ANM 2010

ANM 2010
3^rd International Conference on Advanced Nano Materials
12-15 September 2010 - Agadir, Morocco

Abstract

	ANMM115
	HIGH-PERFORMANCE INTERMEDIATE TEMPERATURE SOLID OXIDE FUEL CELLS (IT-SOFCS) WITH ELECTROLYTE FILMS PREPARED BY ELECTROPHORETIC DEPOSITION
	Riccardo Polini, Francesco Bozza, Enrico Traversa
	Dipartimento di Scienze e Tecnologie Chimiche Università di Roma Tor Vergata, Rome (Italy)
	.
	Solid oxide fuel cells (SOFCs) have attracted a considerable attention due to their high-energy conversion efficiency and fuel flexibility. SOFCs use ceramic substances as electrolytes and have shown considerable promise for a variety of applications ranging from mobile devices to stationary power plants. A significant boost to the reduction in the manufacturing cost of SOFCs would be achieved if readily available and easily formed metals, such as ferritic stainless steels, could be used for the interconnect plate and gas manifolding. However, the problems of high temperature corrosion mean this is only realistic if the operating temperature is reduced to temperatures below 800 °C. A further reduction of the operating temperature would also lead to an increase in stack reliability and lifetime.

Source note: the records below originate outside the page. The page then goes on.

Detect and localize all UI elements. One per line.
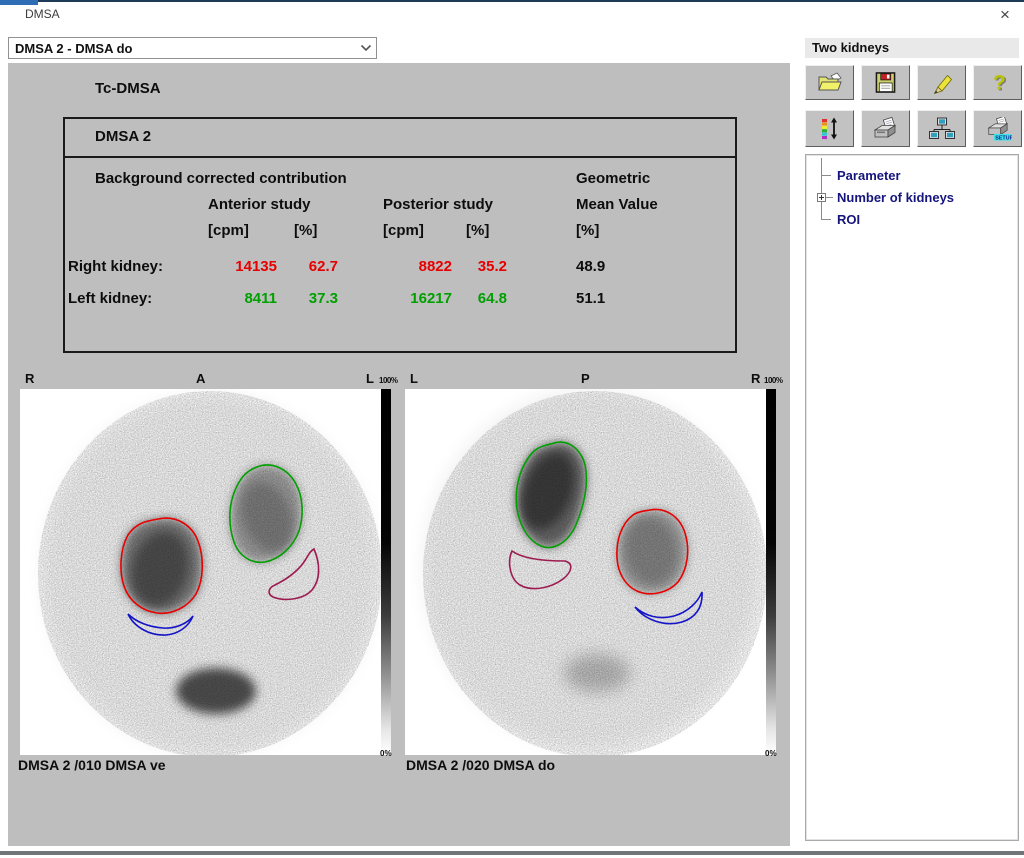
settings-tree-panel: Parameter Number of kidneys ROI [805,154,1019,841]
unit-label-pct-posterior: [%] [466,222,489,239]
posterior-marker-center: P [581,371,590,386]
unit-label-cpm-anterior: [cpm] [208,222,249,239]
posterior-scale-max: 100% [764,376,782,385]
right-kidney-anterior-pct: 62.7 [268,258,338,275]
page-title: Tc-DMSA [95,80,161,97]
study-header: DMSA 2 [95,128,151,145]
right-kidney-anterior-cpm: 14135 [187,258,277,275]
anterior-marker-left: L [366,371,374,386]
pencil-icon [930,72,954,94]
window-top-accent [0,0,38,5]
save-button[interactable] [861,65,910,100]
network-print-button[interactable] [917,110,966,147]
posterior-scintigram-image[interactable] [405,389,766,755]
window-bottom-edge [0,851,1024,855]
help-button[interactable]: ? ? [973,65,1022,100]
printer-icon [872,117,900,141]
chevron-down-icon [356,44,376,52]
anterior-study-label: Anterior study [208,196,311,213]
dmsa-window: DMSA × DMSA 2 - DMSA do Tc-DMSA DMSA 2 B… [0,0,1024,858]
question-icon: ? ? [986,71,1010,95]
section-title: Background corrected contribution [95,170,347,187]
row-label-left-kidney: Left kidney: [68,290,152,307]
printer-setup-icon: SETUP [984,117,1012,141]
edit-button[interactable] [917,65,966,100]
kidney-mode-header: Two kidneys [805,38,1019,58]
right-kidney-geometric-mean: 48.9 [576,258,605,275]
setup-label: SETUP [995,135,1012,141]
posterior-marker-left: L [410,371,418,386]
tree-trunk-line [821,158,822,220]
anterior-caption: DMSA 2 /010 DMSA ve [18,757,166,773]
left-kidney-geometric-mean: 51.1 [576,290,605,307]
anterior-marker-center: A [196,371,205,386]
row-label-right-kidney: Right kidney: [68,258,163,275]
tree-item-number-of-kidneys[interactable]: Number of kidneys [837,190,954,205]
tree-dash [821,219,831,220]
tree-item-parameter[interactable]: Parameter [837,168,901,183]
tree-expander-number-of-kidneys[interactable] [817,193,826,202]
anterior-marker-right: R [25,371,34,386]
color-scale-button[interactable] [805,110,854,147]
folder-open-icon [817,72,843,94]
left-kidney-anterior-cpm: 8411 [187,290,277,307]
study-selector-value: DMSA 2 - DMSA do [9,41,356,56]
geometric-label: Geometric [576,170,650,187]
posterior-caption: DMSA 2 /020 DMSA do [406,757,555,773]
posterior-scale-min: 0% [765,749,777,758]
window-top-border [0,0,1024,2]
floppy-icon [874,72,897,93]
color-scale-icon [818,117,842,140]
tree-item-roi[interactable]: ROI [837,212,860,227]
anterior-scale-max: 100% [379,376,397,385]
posterior-colorbar [766,389,776,755]
right-kidney-posterior-pct: 35.2 [437,258,507,275]
left-kidney-anterior-pct: 37.3 [268,290,338,307]
posterior-marker-right: R [751,371,760,386]
unit-label-pct-mean: [%] [576,222,599,239]
open-button[interactable] [805,65,854,100]
left-kidney-posterior-pct: 64.8 [437,290,507,307]
results-table-header-border [63,117,737,158]
anterior-scintigram-image[interactable] [20,389,381,755]
posterior-study-label: Posterior study [383,196,493,213]
anterior-colorbar [381,389,391,755]
network-icon [928,117,956,141]
svg-text:?: ? [993,71,1006,94]
tree-dash [821,175,831,176]
anterior-scale-min: 0% [380,749,392,758]
unit-label-pct-anterior: [%] [294,222,317,239]
print-button[interactable] [861,110,910,147]
printer-setup-button[interactable]: SETUP [973,110,1022,147]
tree-dash [826,197,833,198]
unit-label-cpm-posterior: [cpm] [383,222,424,239]
close-button[interactable]: × [994,4,1016,26]
window-title: DMSA [25,7,60,21]
study-selector-dropdown[interactable]: DMSA 2 - DMSA do [8,37,377,59]
mean-value-label: Mean Value [576,196,658,213]
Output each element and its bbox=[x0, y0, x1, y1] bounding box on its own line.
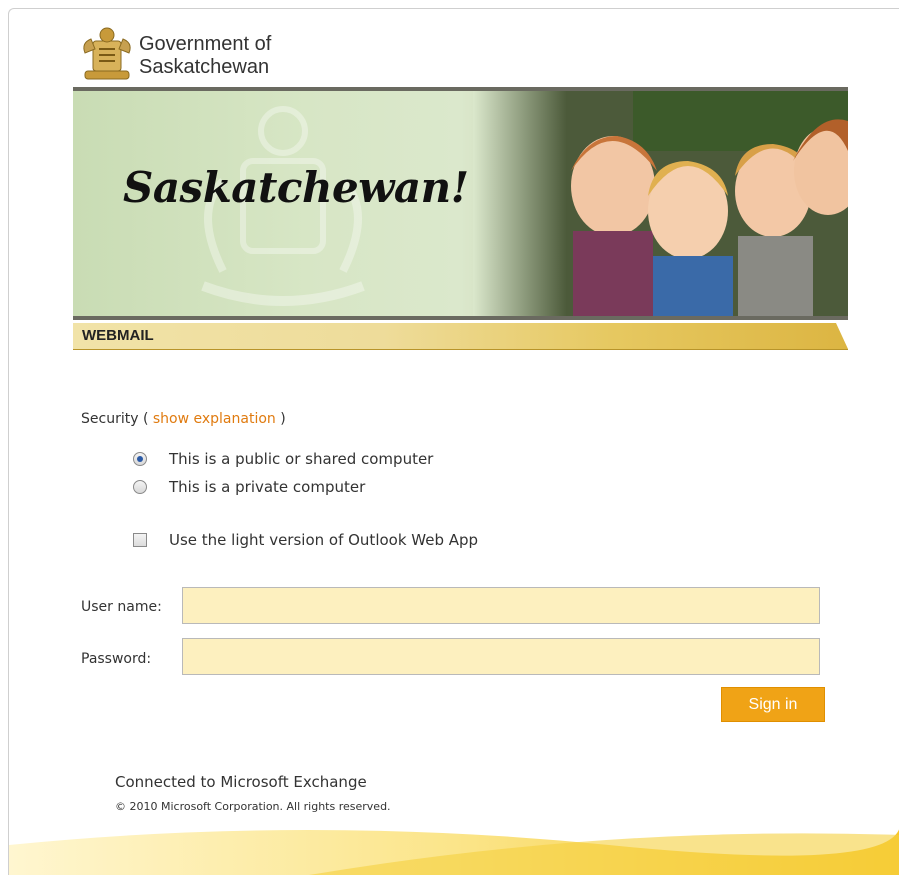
password-label: Password: bbox=[81, 651, 152, 667]
section-bar: WEBMAIL bbox=[73, 323, 848, 350]
password-input[interactable] bbox=[182, 638, 820, 675]
username-input[interactable] bbox=[182, 587, 820, 624]
logo-line-2: Saskatchewan bbox=[139, 56, 270, 78]
banner-title: Saskatchewan! bbox=[123, 163, 469, 212]
public-computer-label: This is a public or shared computer bbox=[169, 450, 434, 468]
light-version-option[interactable]: Use the light version of Outlook Web App bbox=[133, 531, 478, 549]
light-version-label: Use the light version of Outlook Web App bbox=[169, 531, 479, 549]
sign-in-button[interactable]: Sign in bbox=[721, 687, 825, 722]
security-close-paren: ) bbox=[280, 411, 286, 427]
logo-line-1: Government of bbox=[139, 33, 272, 55]
public-computer-radio[interactable] bbox=[133, 452, 147, 466]
coat-of-arms-icon bbox=[83, 27, 131, 80]
light-version-checkbox[interactable] bbox=[133, 533, 147, 547]
username-label: User name: bbox=[81, 599, 162, 615]
children-photo bbox=[473, 91, 848, 316]
connected-text: Connected to Microsoft Exchange bbox=[115, 773, 367, 791]
gov-logo: Government of Saskatchewan bbox=[79, 23, 339, 83]
private-computer-label: This is a private computer bbox=[169, 478, 366, 496]
public-computer-option[interactable]: This is a public or shared computer bbox=[133, 450, 433, 468]
private-computer-option[interactable]: This is a private computer bbox=[133, 478, 365, 496]
security-label: Security ( bbox=[81, 411, 149, 427]
show-explanation-link[interactable]: show explanation bbox=[153, 411, 276, 427]
private-computer-radio[interactable] bbox=[133, 480, 147, 494]
page-frame: Government of Saskatchewan Saskatchewan! bbox=[8, 8, 899, 875]
security-heading: Security ( show explanation ) bbox=[81, 411, 286, 427]
banner: Saskatchewan! bbox=[73, 87, 848, 320]
footer-swoosh bbox=[9, 828, 899, 875]
section-title: WEBMAIL bbox=[82, 327, 154, 344]
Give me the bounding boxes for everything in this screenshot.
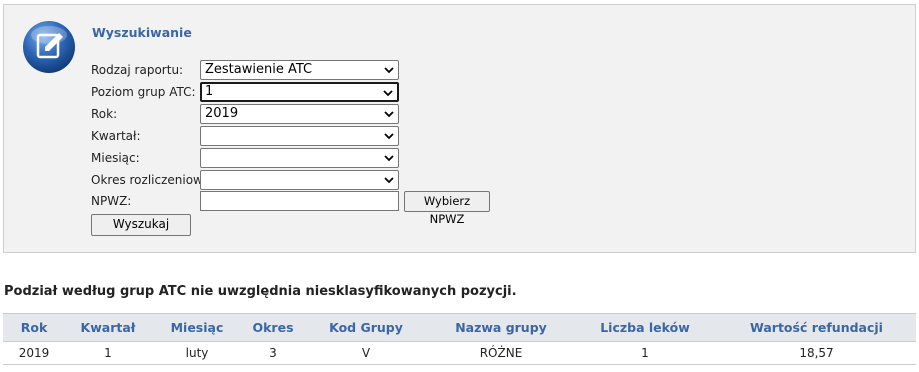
choose-npwz-button[interactable]: Wybierz NPWZ — [404, 191, 490, 226]
quarter-row: Kwartał: — [91, 126, 691, 146]
chevron-down-icon — [383, 90, 393, 97]
col-header-period[interactable]: Okres — [243, 313, 303, 342]
col-header-month[interactable]: Miesiąc — [151, 313, 243, 342]
cell-month: luty — [151, 341, 243, 365]
quarter-label: Kwartał: — [91, 129, 141, 143]
atc-level-value: 1 — [205, 84, 214, 99]
cell-group-code: V — [303, 341, 429, 365]
edit-document-icon — [23, 21, 75, 73]
search-button[interactable]: Wyszukaj — [91, 214, 191, 236]
period-label: Okres rozliczeniowy: — [91, 173, 214, 187]
atc-level-row: Poziom grup ATC: 1 — [91, 82, 691, 102]
npwz-row: NPWZ: Wybierz NPWZ — [91, 191, 691, 226]
col-header-group-name[interactable]: Nazwa grupy — [429, 313, 573, 342]
year-value: 2019 — [205, 106, 239, 121]
col-header-drug-count[interactable]: Liczba leków — [573, 313, 717, 342]
year-row: Rok: 2019 — [91, 104, 691, 124]
chevron-down-icon — [384, 67, 394, 74]
npwz-input[interactable] — [200, 191, 399, 211]
month-label: Miesiąc: — [91, 151, 140, 165]
col-header-group-code[interactable]: Kod Grupy — [303, 313, 429, 342]
col-header-year[interactable]: Rok — [3, 313, 65, 342]
month-row: Miesiąc: — [91, 148, 691, 168]
chevron-down-icon — [384, 111, 394, 118]
table-row: 2019 1 luty 3 V RÓŻNE 1 18,57 — [3, 341, 916, 365]
search-panel: Wyszukiwanie Rodzaj raportu: Zestawienie… — [3, 4, 916, 253]
report-type-select[interactable]: Zestawienie ATC — [200, 60, 399, 80]
year-select[interactable]: 2019 — [200, 104, 399, 124]
report-type-label: Rodzaj raportu: — [91, 63, 184, 77]
cell-period: 3 — [243, 341, 303, 365]
cell-refund-value: 18,57 — [717, 341, 916, 365]
chevron-down-icon — [384, 155, 394, 162]
col-header-refund-value[interactable]: Wartość refundacji — [717, 313, 916, 342]
chevron-down-icon — [384, 133, 394, 140]
cell-drug-count: 1 — [573, 341, 717, 365]
cell-group-name: RÓŻNE — [429, 341, 573, 365]
month-select[interactable] — [200, 148, 399, 168]
report-type-value: Zestawienie ATC — [205, 62, 313, 77]
cell-year: 2019 — [3, 341, 65, 365]
search-title: Wyszukiwanie — [92, 25, 192, 40]
period-select[interactable] — [200, 170, 399, 190]
atc-note: Podział według grup ATC nie uwzględnia n… — [4, 284, 517, 299]
col-header-quarter[interactable]: Kwartał — [65, 313, 151, 342]
table-header-row: Rok Kwartał Miesiąc Okres Kod Grupy Nazw… — [3, 313, 916, 342]
report-type-row: Rodzaj raportu: Zestawienie ATC — [91, 60, 691, 80]
cell-quarter: 1 — [65, 341, 151, 365]
period-row: Okres rozliczeniowy: — [91, 170, 691, 190]
atc-level-select[interactable]: 1 — [200, 82, 399, 102]
npwz-label: NPWZ: — [91, 194, 132, 208]
atc-level-label: Poziom grup ATC: — [91, 85, 196, 99]
quarter-select[interactable] — [200, 126, 399, 146]
chevron-down-icon — [384, 177, 394, 184]
year-label: Rok: — [91, 107, 118, 121]
results-table: Rok Kwartał Miesiąc Okres Kod Grupy Nazw… — [3, 313, 916, 365]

To decrease the operating temperature of SOFCs the internal resistance of the cell must be reduced. This goal can be obtained by using oxygen ion conductors with superior ionic conductivity values at 600–800 °C. Perovskites with composition La_1–xSr_xGa_1–yMg_yO_3–δ, with δ = (x+y)/2, are amongst the most promising electrolyte materials for IT-SOFCs. IT-SOFCs based on LSGM can be operated at 750 °C, and even lower operating temperatures could be achieved by using thin films of LSGM. We obtained remarkable power densities for anode-supported solid oxide fuel cells (SOFCs) based on La_0.8Sr0.2Ga_0.8Mg_0.2O_3-δ (LSGM) electrolyte films, fabricated following an original procedure that allowed avoiding undesired reactions between LSGM and electrode materials, especially Ni at the anode. Electrophoretic deposition (EPD) was used for the fabrication of 30 µm-thick electrolyte films. Anode supports were made of La_0.4Ce_0.6O_2-x (LDC). The LSGM powder was deposited by EPD on an LDC green tape-cast membrane added with carbon powder, both as pore former and substrate conductivity booster. A subsequent co-firing step at 1490 °C produced dense electrolyte films on porous LDC skeletons. Then, a La_0.8Sr_0.2Fe_0.8Co_0.2O_3-δ (LSFC) cathode was applied by slurry-coating and calcined at 1100 °C. Finally, the porous LDC layer was impregnated with molten Ni nitrate to obtain, after calcination at 900 °C, a composite NiO–LDC anode. Maximum power densities of 780, 450, 275, 175, and 100 mW/cm² at 700, 650, 600, 550, and 500 °C, respectively, were obtained using H₂ as fuel and air as oxidant, demonstrating the success of the processing strategy.